The United States will fight ISIL until it is no longer a threat in the Middle East and beyond, President Barack Obama said after the terrorist group executed a second American journalist on camera.
“The bottom line is this, our objective is clear and that is to degrade and destroy (ISIL) so that it’s no longer a threat not just to Iraq but also the region and to the United States,” Obama told a news conference in Estonia on Wednesday.
But moments later the US president contradicted himself by saying that wiping out ISIL entirely is not an achievable goal. “As we’ve seen with al-Qaeda, there are always going to be remnants that can cause havoc.”
He acknowledged that confronting the militant group would take time and a broad coalition of allies. “This is not going to be a one-week or a one-month or a six-month proposition.”
Obama’s comments come as US intelligence officials confirm the authenticity of a video showing the beheading of journalist Steven Sotloff by ISIL militants just two weeks after a similar video surfaced depicting the execution of James Foley, another American freelancer who had been missing in Syria.

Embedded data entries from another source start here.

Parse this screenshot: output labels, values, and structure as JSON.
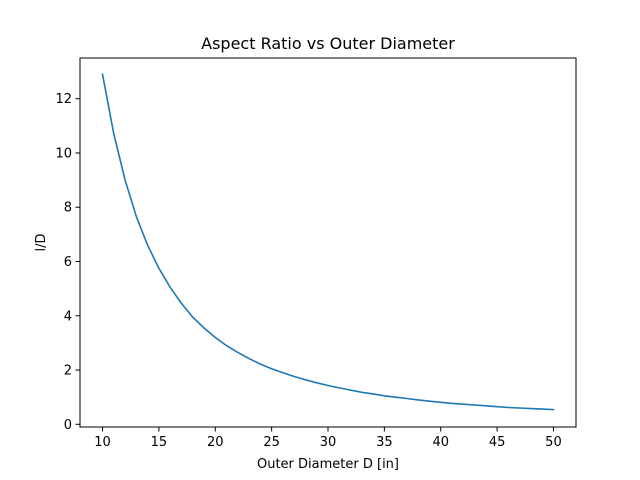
{
  "chart_data": {
    "type": "line",
    "title": "Aspect Ratio vs Outer Diameter",
    "xlabel": "Outer Diameter D [in]",
    "ylabel": "l/D",
    "xlim": [
      8,
      52
    ],
    "ylim": [
      -0.1,
      13.5
    ],
    "grid": false,
    "xticks": [
      10,
      15,
      20,
      25,
      30,
      35,
      40,
      45,
      50
    ],
    "yticks": [
      0,
      2,
      4,
      6,
      8,
      10,
      12
    ],
    "series": [
      {
        "color": "#1f77b4",
        "x": [
          10,
          11,
          12,
          13,
          14,
          15,
          16,
          17,
          18,
          19,
          20,
          21,
          22,
          23,
          24,
          25,
          26,
          27,
          28,
          29,
          30,
          31,
          32,
          33,
          34,
          35,
          36,
          37,
          38,
          39,
          40,
          41,
          42,
          43,
          44,
          45,
          46,
          47,
          48,
          49,
          50
        ],
        "y": [
          12.9,
          10.7,
          9.0,
          7.65,
          6.6,
          5.75,
          5.05,
          4.45,
          3.95,
          3.55,
          3.2,
          2.9,
          2.65,
          2.42,
          2.22,
          2.05,
          1.9,
          1.76,
          1.64,
          1.53,
          1.43,
          1.34,
          1.26,
          1.18,
          1.12,
          1.05,
          1.0,
          0.95,
          0.9,
          0.85,
          0.81,
          0.77,
          0.74,
          0.71,
          0.68,
          0.65,
          0.62,
          0.6,
          0.58,
          0.56,
          0.54
        ]
      }
    ]
  }
}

“Those who make the mistake of harming Americans will learn that we will not forget and that our reach is long and that justice will be served,” he said.
Obama was widely criticized last week for saying “we don’t have a strategy yet” to confront the terrorist group.
Contradicting statements by senior administration officials also reflect the lack of a comprehensive strategy to take on ISIL.
Martin Dempsey, chairman of the Joint Chiefs of Staff, said in the short term ISIL can be contained, while Secretary of State John Kerry insisted the group must be “crushed.”
The United States and its regional allies have been supporting extremist groups in Syria to fight the government of President Bashar al-Assad.
Last year ISIL exploited the chaos of the Syrian conflict to capture large swaths of territory there, before sweeping into neighboring Iraq where the militants have been rampaging through villages and towns beheading prisoners, carrying out massacres and expelling hundreds of thousands of residents.
The United States resumed air strikes in Iraq in August for the first time since the pullout of American troops in 2011. More than 1,000 American ground troops have also been deployed back to the war-torn country.